Les pressions décrites ci-dessus, même si elles s’opèrent graduellement, font peser un risque de rupture dans l’accès aux ressources d’un territoire proche du centre-ville. [9] Les valises à roulettes, les co-workers et autres co-housers, bien qu’en transit, pourraient dominer le paysage plus vite qu’on ne l’imagine. Il suffit de citer quelques exemples : l’exportatrice de voitures Facar, rue Heyvaert, a revendu sa parcelle en 2023 à un développeur pour y construire 42 logements dont 13 en co-living ; l’entreprise historique familiale Aciers Wauters le long du canal, leader depuis 1924 dans la distribution d’aciers spéciaux, vient de revendre sa parcelle de 1,3 ha au promoteur Revive pour y développer 20.000 m² de logements ; face aux Abattoirs, l’ancien siège de BC Motor est destiné à être transformé en espaces de co-working,... Comme le soulignent les chercheurs A. Orban et C. Sanchez-Trenado, les nouvelles activités productives qui se développent dans le quartier sont présentées comme « innovantes » et propices à une nouvelle « mixité fonctionnelle », mais elles sont très peu ancrées dans le tissu social existant et s’intègrent dans de nouveaux développements immobiliers (voir le projet de Circularium sur le site de D’Ieteren). [10]

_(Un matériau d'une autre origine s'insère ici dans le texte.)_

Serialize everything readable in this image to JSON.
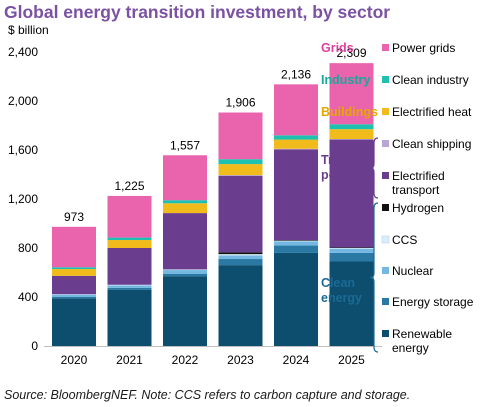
{
  "title": "Global energy transition investment, by sector",
  "source": "Source: BloombergNEF. Note: CCS refers to carbon capture and storage.",
  "chart_data": {
    "type": "bar",
    "stacked": true,
    "unit_label": "$ billion",
    "ylim": [
      0,
      2400
    ],
    "yticks": [
      "0",
      "400",
      "800",
      "1,200",
      "1,600",
      "2,000",
      "2,400"
    ],
    "categories": [
      "2020",
      "2021",
      "2022",
      "2023",
      "2024",
      "2025"
    ],
    "totals": [
      "973",
      "1,225",
      "1,557",
      "1,906",
      "2,136",
      "2,309"
    ],
    "series": [
      {
        "name": "Renewable energy",
        "color": "#0d4e6e",
        "values": [
          390,
          460,
          570,
          660,
          760,
          690
        ]
      },
      {
        "name": "Energy storage",
        "color": "#2a79a4",
        "values": [
          10,
          15,
          20,
          50,
          60,
          70
        ]
      },
      {
        "name": "Nuclear",
        "color": "#74b8e2",
        "values": [
          20,
          20,
          30,
          30,
          35,
          35
        ]
      },
      {
        "name": "CCS",
        "color": "#dbeef8",
        "values": [
          3,
          5,
          5,
          10,
          5,
          5
        ]
      },
      {
        "name": "Hydrogen",
        "color": "#111111",
        "values": [
          0,
          0,
          0,
          15,
          5,
          5
        ]
      },
      {
        "name": "Electrified transport",
        "color": "#6a3d8f",
        "values": [
          150,
          300,
          460,
          625,
          740,
          880
        ]
      },
      {
        "name": "Clean shipping",
        "color": "#b8a6d4",
        "values": [
          0,
          0,
          0,
          5,
          5,
          5
        ]
      },
      {
        "name": "Electrified heat",
        "color": "#f2bb1c",
        "values": [
          55,
          65,
          80,
          90,
          75,
          80
        ]
      },
      {
        "name": "Clean industry",
        "color": "#1ec0b0",
        "values": [
          15,
          20,
          25,
          40,
          35,
          40
        ]
      },
      {
        "name": "Power grids",
        "color": "#e963ad",
        "values": [
          330,
          340,
          367,
          381,
          416,
          499
        ]
      }
    ],
    "legend": {
      "groups": [
        {
          "label": "Grids",
          "color": "#e0409a",
          "items": [
            "Power grids"
          ]
        },
        {
          "label": "Industry",
          "color": "#18a898",
          "items": [
            "Clean industry"
          ]
        },
        {
          "label": "Buildings",
          "color": "#e6a800",
          "items": [
            "Electrified heat"
          ]
        },
        {
          "label": "Trans-port",
          "color": "#6a3d8f",
          "items": [
            "Clean shipping",
            "Electrified transport"
          ]
        },
        {
          "label": "Clean energy",
          "color": "#1a6a96",
          "items": [
            "Hydrogen",
            "CCS",
            "Nuclear",
            "Energy storage",
            "Renewable energy"
          ]
        }
      ]
    }
  }
}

Cependant l’équation à l’œuvre n’est pas une fatalité. Cureghem à l’instar du quartier Nord joue un rôle de quartier d’accueil mais à la différence de ce dernier, il a été moins démoli. Des activités de production offrant des emplois adaptés aux différentes classes sociales y ont été maintenues et le tissu associatif y est resté très vivace. Les pouvoirs publics à la manœuvre, tant au niveau communal que régional, disposent de leviers divers pour influencer les dynamiques en cours : préserver les espaces de production existants ancrés dans le quartier et les valoriser, remplacer les logements des marchands de sommeil par des logements sociaux et solidaires, créer des lieux d’accueil en suffisance pour les personnes fragilisées qui arrivent par la voie du Midi… La mondialisation par le haut n’a pas encore gagné mais il est temps d’agir !
Inter-Environnement Bruxelles
[1] Lire C. Scohier, « Histoire d’une terre d’accueil », Bruxelles en Mouvements, n°276, 2015
[2] Lire déjà C. Sénéchal, « L’abattoir d’Anderlecht : les trois vies d’une exception urbaine », Uzance n°4, 2015, 52-62.
[3] Lire M. Retout, Le quartier du Triangle : entre textile et mobilisations citoyennes., 2020, Université Populaire d’Anderlecht.
[4] Lire déjà M. Rosenfeld et M. Van Criekingen, « Gentrification versus place marchande. Présent et devenir d’une centralité commerciale euro-africaine d’exportation de véhicules d’occasion », in Uzance, vol. 4, 2015.
[5] Bourgmestre d’Anderlecht entre 1984 et 2000.
[6] M. Sacco, Lutter contre la dualisation sociospatiale dans les quartiers défavorisés de Bruxelles et Montréal, ULB, 2012, p. 361.
[7] Près d’un millier de logements construits depuis le début des années 2000.
[8] M. Rosenfeld et M. Van Criekingen, op. cit.
[9] Lire M. Van Criekingen, « Gentrification et résistances ordinaires des quartiers populaires. Élaboration théorique et illustration empirique sur un terrain bruxellois », Espace populations sociétés [En ligne], 2021/2-3.
[10] A. Orban, C. Sanchez-Trenado,, « À qui profitent les activités productives ? Analyse du cas de Cureghem ». Brussels Studies, 2020, vol. 153.